Teflon Don: could Trump benefit from indictment?

Some pundits claim prosecution of the former president ‘could add rocket fuel’ to his White House bid

Donald Trump is to become the first former US president to face criminal charges after being indicted by a New York grand jury yesterday.

A Manhattan jury decided that the former president should face “what sources said were more than 30 counts related to business fraud” over hush money payments to porn star Stormy Daniels, reported CNN’s White House reporter Stephen Collinson. Trump, who is alleged to have had an adulterous relationship with Daniels, has denied any wrongdoing and claims to be the victim of “political persecution and election interference” ahead of his 2024 bid. 

The indictment is “the latest stunning barrier shattered by the nation’s most unruly president”, said Collinson. But some pundits claim that being prosecuted could ultimately boost Trump’s bid for a second stint in the White House.

What did the papers say?

In “the pre-Trump universe”, an indictment over a “hush money payment to an adult film star” would have been “career-ending”, said The Guardian’s Washington D.C. bureau chief David Smith. But Trump has become a “political judo master”, flipping allegations against him “to his own advantage”. 

“The bigger the alleged crime”, Smith wrote, the “more he plays the victim”, and “in the short term at least”, the indictment may “help rather than hurt him in the 2024 Republican primary”.

The Telegraph’s US editor Nick Allen agreed that “a mugshot could become the most effective fundraising tool he has ever had”, adding “rocket fuel” to Trump’s campaign to be the Republicans’ presidential nominee as he accuses Democrats of “weaponising the legal system”.

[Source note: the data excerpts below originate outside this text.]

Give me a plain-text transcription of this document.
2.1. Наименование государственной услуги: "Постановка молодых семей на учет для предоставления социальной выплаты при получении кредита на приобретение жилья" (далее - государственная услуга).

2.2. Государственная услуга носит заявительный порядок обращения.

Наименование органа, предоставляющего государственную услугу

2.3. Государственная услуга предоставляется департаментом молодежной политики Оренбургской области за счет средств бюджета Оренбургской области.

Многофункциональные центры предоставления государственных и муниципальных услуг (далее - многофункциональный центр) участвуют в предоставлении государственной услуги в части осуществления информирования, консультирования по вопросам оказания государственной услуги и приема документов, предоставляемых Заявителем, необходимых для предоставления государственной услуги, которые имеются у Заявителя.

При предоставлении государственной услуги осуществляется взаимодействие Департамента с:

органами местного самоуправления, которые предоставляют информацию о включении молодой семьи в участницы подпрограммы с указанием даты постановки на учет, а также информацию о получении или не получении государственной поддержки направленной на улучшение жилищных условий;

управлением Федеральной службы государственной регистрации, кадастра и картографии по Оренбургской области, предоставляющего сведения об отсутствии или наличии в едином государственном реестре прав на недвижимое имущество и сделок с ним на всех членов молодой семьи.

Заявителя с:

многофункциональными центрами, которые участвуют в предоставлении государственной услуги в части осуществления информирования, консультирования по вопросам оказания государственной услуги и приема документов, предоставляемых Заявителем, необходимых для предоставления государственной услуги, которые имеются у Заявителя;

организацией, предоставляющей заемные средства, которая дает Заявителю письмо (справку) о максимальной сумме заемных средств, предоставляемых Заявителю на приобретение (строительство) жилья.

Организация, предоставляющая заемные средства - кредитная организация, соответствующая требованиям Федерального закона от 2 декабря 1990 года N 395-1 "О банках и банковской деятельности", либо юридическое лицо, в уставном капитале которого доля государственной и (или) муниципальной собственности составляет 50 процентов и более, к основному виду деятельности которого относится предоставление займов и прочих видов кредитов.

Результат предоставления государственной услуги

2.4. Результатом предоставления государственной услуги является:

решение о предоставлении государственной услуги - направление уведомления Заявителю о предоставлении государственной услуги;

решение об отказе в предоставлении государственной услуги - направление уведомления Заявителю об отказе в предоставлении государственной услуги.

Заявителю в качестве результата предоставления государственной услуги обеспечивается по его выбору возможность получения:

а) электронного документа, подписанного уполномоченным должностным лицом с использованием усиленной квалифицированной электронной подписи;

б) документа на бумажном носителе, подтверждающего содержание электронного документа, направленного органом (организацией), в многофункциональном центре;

Early indicators suggest Trump’s indictment may have “cemented and even increased his popularity”, said The Times. The paper pointed to a survey conducted after Trump predicted he would be charged that found he had the backing of 54% of Republican voters for the nomination.

He also appears to have sympathisers beyond the GOP. A separate poll, by Quinnipiac University, showed that 93% of Republicans believed the case against Trump was politically motivated, and that 72% of independent voters and 29% of Democrats agreed.

Not everyone is convinced that he can win through though. “Stop overthinking it,” said Alexander Burns in Politico, “an indictment would be bad for Trump.”

The former president “needs to grow his support”, Burns argued, not “merely rev up people who already care deeply about his every utterance and obsession”. And “it is not likely that many Americans who are not already part of Trump’s base will be inspired to join it” because of the indictment.

But CNN’s Collinson  insisted it was “too early to predict how voters, in the GOP primary or in the national electorate, will respond”.

What next?

Lawyers for Trump have indicated that he will turn himself in to appear in a New York court on Tuesday to face the charges. According to The Times, a source “said the details of a surrender were still being worked out”.

For both “the poor or powerful”, said the paper, arrest in New York usually means “being fingerprinted, having a mugshot taken and fielding basic questions such as name and date of birth”. But “there is no playbook for booking a former commander-in-chief”, and Trump has a full US Secret Service protection detail, “meaning agents would need to be by his side at all times”.

However his arrest plays out, the arraignment will be presided over by Judge Juan Merchan, who also recently heard the case against The Trump Organization for tax fraud.

Charges will be read out, followed by a plea from Trump or a lawyer acting on his behalf. The former US leader is then expected to be released to attend court at another date.

Further threats may lay ahead for Trump, because “there could well be squads, if not battalions, of future indictments to come”, wrote Edward Truce for the Financial Times.

“Having broken the dam”, this first indictment has “made it easier for other public prosecutors to make the leap”, he continued. “They will no longer be jumping alone into the darkness or taking the risk of being the first official to aim at the king and miss.”

A criminal charge is not a bar to running for the White House, and nor is a conviction. The Constitution “does not prohibit Trump from serving again as president, even from jail”, said the Los Angeles Times.